KOOZ Thank you Radha, and thank you all so much for speaking so generously.

Radha D'Souza and Jonas Staal, Comrades Against Extinction, Musical Procession, Helsinki (2022). Developed as part of the ongoing Court for Intergenerational Climate Crimes, the installation and musical procession commemorates species driven to extinction through colonialism and extractive capitalism. By naming the extinct as "comrades", the work reframes ecological loss as a shared political struggle grounded in interdependency, regeneration and collective responsibility. Photo: Jonas Staal.
Radha D’Souza is a Professor of International Law, Development and Conflict Studies at the University of Westminster, London. D’Souza works as a writer, critic and commentator. She is a social justice activist and worked with labour movements and democratic rights movements in India and with social justice movements in the Asia-Pacific region to focus attention on the effects of international economic policies on developing countries. She practiced law in the High Court of Mumbai in the areas of labour rights, constitutional and administrative law, public interest litigation and human rights.
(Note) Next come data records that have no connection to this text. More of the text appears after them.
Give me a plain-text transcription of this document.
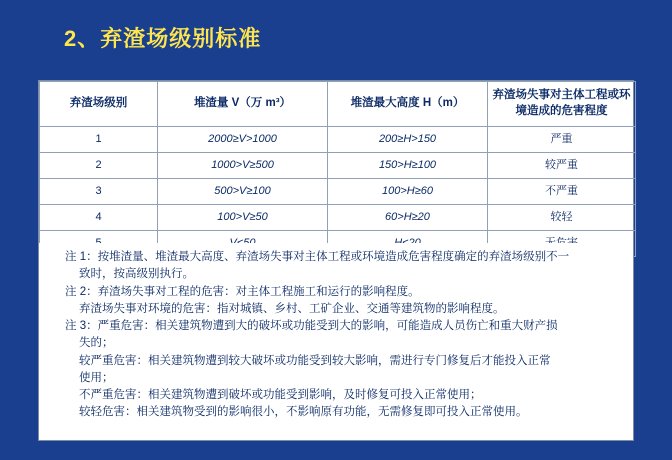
2、弃渣场级别标准
弃渣场级别	堆渣量 V（万 m³）	堆渣最大高度 H（m）	弃渣场失事对主体工程或环境造成的危害程度
1	2000≥V>1000	200≥H>150	严重
2	1000>V≥500	150>H≥100	较严重
3	500>V≥100	100>H≥60	不严重
4	100>V≥50	60>H≥20	较轻

注 1：按堆渣量、堆渣最大高度、弃渣场失事对主体工程或环境造成危害程度确定的弃渣场级别不一
致时，按高级别执行。
注 2：弃渣场失事对工程的危害：对主体工程施工和运行的影响程度。
弃渣场失事对环境的危害：指对城镇、乡村、工矿企业、交通等建筑物的影响程度。
注 3：严重危害：相关建筑物遭到大的破坏或功能受到大的影响，可能造成人员伤亡和重大财产损
失的；
较严重危害：相关建筑物遭到较大破坏或功能受到较大影响，需进行专门修复后才能投入正常
使用；
不严重危害：相关建筑物遭到破坏或功能受到影响，及时修复可投入正常使用；
较轻危害：相关建筑物受到的影响很小，不影响原有功能，无需修复即可投入正常使用。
Recent publications include The Court for Intergenerational Climate Crimes (Framer Framed, 2024) and Decolonizing Knowledge: Looking Back, Moving Forward (Bloomsbury Publishing, 2025).
Sonali Dhanpal is an architect, a conservationist, and a historian of modern architecture and urbanism. Her research focuses on questions of land, property, and housing in late colonial South Asia and post-colonial Britain. Her first book, tentatively titled "Caste and the City: Spatial Politics in Colonial and Princely Bangalore," analyses the city’s emergence out of a boundary between colonial and princely rule. Her second project, “Empire Comes Home: Housing Race Relations in Britain,” intends to bring colonial legacies of the welfare state into conversation with the architect-planner-led postwar construction boom in Britain.
Sujatro Ghosh is a multi-disciplinary artist and activist. His practice attempts to initiate a conversation about social action and political protest which produces the conditions for othered voices to be heard. Sujatro’s work combines conceptual and material adventures around queer rights, diasporic tensions, women rights, climate change, gastro-politics and transnational migration through the mediums of film, performance, poetry, sonic installations, fabric works and photography. His current practice deals with the relationship between food, memory, violence, ecology and justice.